La saison 2018/2019 marque aussi un changement d’artiste associé à la structure. Présente depuis le début du dispositif en 2016, Gaëlle Bourges proposera les 18 et 19 octobre son spectacle, Ce que tu vois, avec comme thème la tenture de l’Apocalypse d’Angers. Le CCNT accueillera en janvier 2019 son nouvel artiste associé pour trois ans, Emmanuel Eggermont. Il y proposera son spectacle Polis dès le 16 janvier.
Côté temps forts, le CCNT va dédier trois jours aux chorégraphes installés en région Centre-Val de Loire au mois de décembre. Puis ce sera au tour des jeunes chorégraphes de danse contemporaine au mois de mars. Ces événements sont l’occasion de donner un bon coup de projecteurs sur de jeunes artistes du monde de la danse.
Quant à Thomas Lebrun, ce n’est pas un mais bien deux nouveaux spectacles qu’il proposera au long de la saison. Le premier, Dans ce monde, s’adresse, entre autres, au jeune public et sera au programme du mois de novembre. Pour la fin de la saison, Thomas Lebrun prépare Ils n’ont rien vu. Le spectacle est inspiré de Hiroshima mon amour, célèbre roman de Marguerite Duras et Alain Resnais. En tout, le directeur et chorégraphe sera présent sur 110 représentations programmées en France.
La programmation du Centre Chorégraphique National de Tours ne s’arrête évidemment pas là. La saison propose de nombreux événements pour tous les goûts et tous les âges. « L’idée, c’est que la saison rende les gens curieux et qu’il y ait différents style de danse représentés » conclut Thomas Lebrun
Et après la saison 2018/2019 ?
Si aucun événement n’est prévu pour fêter les 30 ans du centre en 2019, l’équipe du CCNT pense plutôt en créer un lorsqu’ils auront déménager. Espéré pour la fin de l’année 2020, le déménagement du centre chorégraphique est plus qu’une nécessité. Cela fait même environ 20 ans que les directeurs successifs du lieu sont sur le projet. En novembre, un jury délibérera d’un projet parmi les quatre équipes d’architecture au préalablement sélectionnées. Les raisons du déménagement sont nombreuses.

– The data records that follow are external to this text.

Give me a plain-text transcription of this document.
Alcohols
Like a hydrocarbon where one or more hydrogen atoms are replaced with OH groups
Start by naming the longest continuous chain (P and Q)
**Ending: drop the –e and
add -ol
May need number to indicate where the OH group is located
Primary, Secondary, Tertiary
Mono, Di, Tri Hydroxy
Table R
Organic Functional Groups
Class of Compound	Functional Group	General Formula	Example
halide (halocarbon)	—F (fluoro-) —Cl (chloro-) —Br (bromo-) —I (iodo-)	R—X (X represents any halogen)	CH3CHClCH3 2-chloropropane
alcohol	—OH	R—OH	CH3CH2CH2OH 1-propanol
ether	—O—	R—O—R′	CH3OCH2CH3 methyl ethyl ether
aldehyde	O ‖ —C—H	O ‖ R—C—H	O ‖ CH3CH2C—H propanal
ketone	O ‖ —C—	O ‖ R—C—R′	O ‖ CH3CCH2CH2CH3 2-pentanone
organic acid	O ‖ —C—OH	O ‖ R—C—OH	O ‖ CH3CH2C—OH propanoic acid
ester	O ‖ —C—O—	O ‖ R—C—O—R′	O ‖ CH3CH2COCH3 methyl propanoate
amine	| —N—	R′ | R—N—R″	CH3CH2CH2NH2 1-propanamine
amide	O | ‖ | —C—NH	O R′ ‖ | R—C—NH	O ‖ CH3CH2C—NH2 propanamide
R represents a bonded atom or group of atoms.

Situé dans le quartier Giraudeau, le CCNT manque de visibilité et de place. Pour le moment, le bâtiment du CCNT se résume à un studio avec une jauge de 140 spectateurs et des bureaux pour l’administration. Thomas Lebrun nous confie même devoir parfois aller dans d’autres villes pour accueillir des artistes en résidence. Ce qui pose un problème d’autonomie.
Le CCNT compte aujourd’hui beaucoup sur ses partenariats et les accueils qui peuvent être faits dans d’autres salles culturelles tourangelles telles que Thélème ou l’Espace Malraux à Joué-les-Tours. Cela demande une organisation supplémentaire en interne car le CCNT se retrouve dépendant des autres lieux. Le futur centre devrait donc voir le jour au nouveau quartier des casernes, avec une vraie scène et plusieurs studios pour répéter et accueillir des artistes en résidence.
« On sait que la situation géographique d’un lieu et son aspect sont des critères importants pour le public. On a de la chance que le public se déplace ici mais la création d’un nouvel espace nous permettrait vraiment plus d’autonomie pour développer des projets. » – Nadia Chevalérias, responsable de la communication au CCNT.
Aujourd’hui le problème d’autonomie ne pose pas que des soucis d’organisation, c’est aussi un problème économique. Le CCNT a par exemple dû programmer 3 soirées de présentation de la saison au début du mois de septembre. La salle de 140 spectateurs était quasiment pleine tous les soirs. Seulement, cela implique que les acteurs de ces soirées soient mobilisés et disponibles sur trois soirs d’affilés. Alors qu’avec une salle deux ou trois fois plus grande, le CCNT aurait pu se contenter d’un seul soir de présentation pour le même résultat de fréquentation.